According to managing director and chief executive Kumar Goel, Punjab National Bank (PNB) aims to recover 32,000 crore in bad loans this fiscal year. In addition, the public sector bank hopes to cut its net non-performing assets (NPA) ratio as a percentage of total assets to 3.5 per cent by March 31, down from 4.28% at the end of the June quarter.

“There was ₹7,000 crore worth of recovery in Q1. During the remaining financial year, there will be a recovery worth ₹8,000-9,000 crore during every quarter. There will be more addition than the recovery at every quarter,” Goel said at a news conference to discuss the bank’s June quarter earnings.

PNB has organized a team of roughly 300 officers to monitor all NPA accounts in order to meet its loan recovery target. It is seeking to increase bad loan recovery and is closely monitoring all accounts, including those under Sarfaesi or National Company Law Tribunal proceedings, according to Goel.

Net NPAs at the bank declined to 4.28% in the June quarter, down from 5.84% the previous year and 4.8% in the March quarter. In absolute terms, net NPAs fell to 31,744 crores at the end of June, down from 38,581 crores the previous year. Gross NPAs fell to 11.27% at the end of the June quarter, down from 14.33% the previous year. On 30 June, gross NPAs amounted to 90,167 crores, compared to 1.04 trillion the previous year.

PNB also intends to transfer a total of 2,486 crore in bad loans to the National Asset Reconstruction Company Ltd. According to Goel, who is also the chairman of the Indian Banks Association, all banks are scheduled to transfer problematic loans worth 50,000 crore to NARCL by September.

PNB’s net profit fell 70% to 308 crore in the June quarter due to greater provisioning for bad loans and the impact on treasury income.
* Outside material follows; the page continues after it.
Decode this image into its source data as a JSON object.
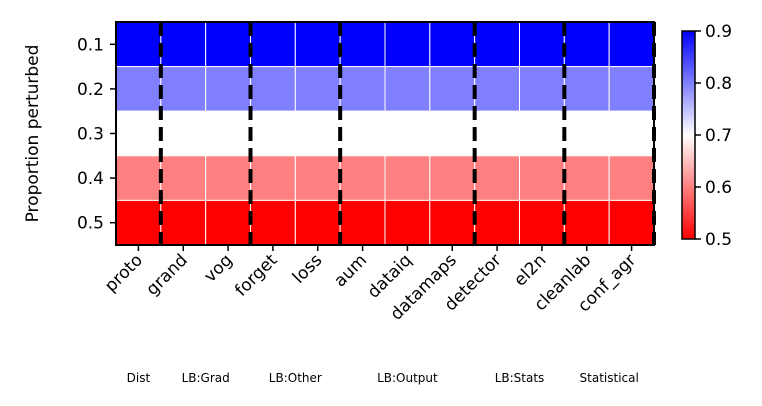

It incurred market-to-mark-to-market (MTM) losses of 1,409 crores in Q1, compared to a 301 crore MTM reversal a year ago. While PNB fell behind its peers in credit and deposit growth in the quarter, it is targeting credit growth of 10-11% this fiscal year, driven by retail assets.

Goel further stated that the bank has no plans to sell its interest in PNB Home Finance and will instead spend 500 crores on the housing finance subsidiary’s rights issue to meet regulatory requirements. The rules require PNB to keep its share in PNB Housing at more than l26% but less than 30%.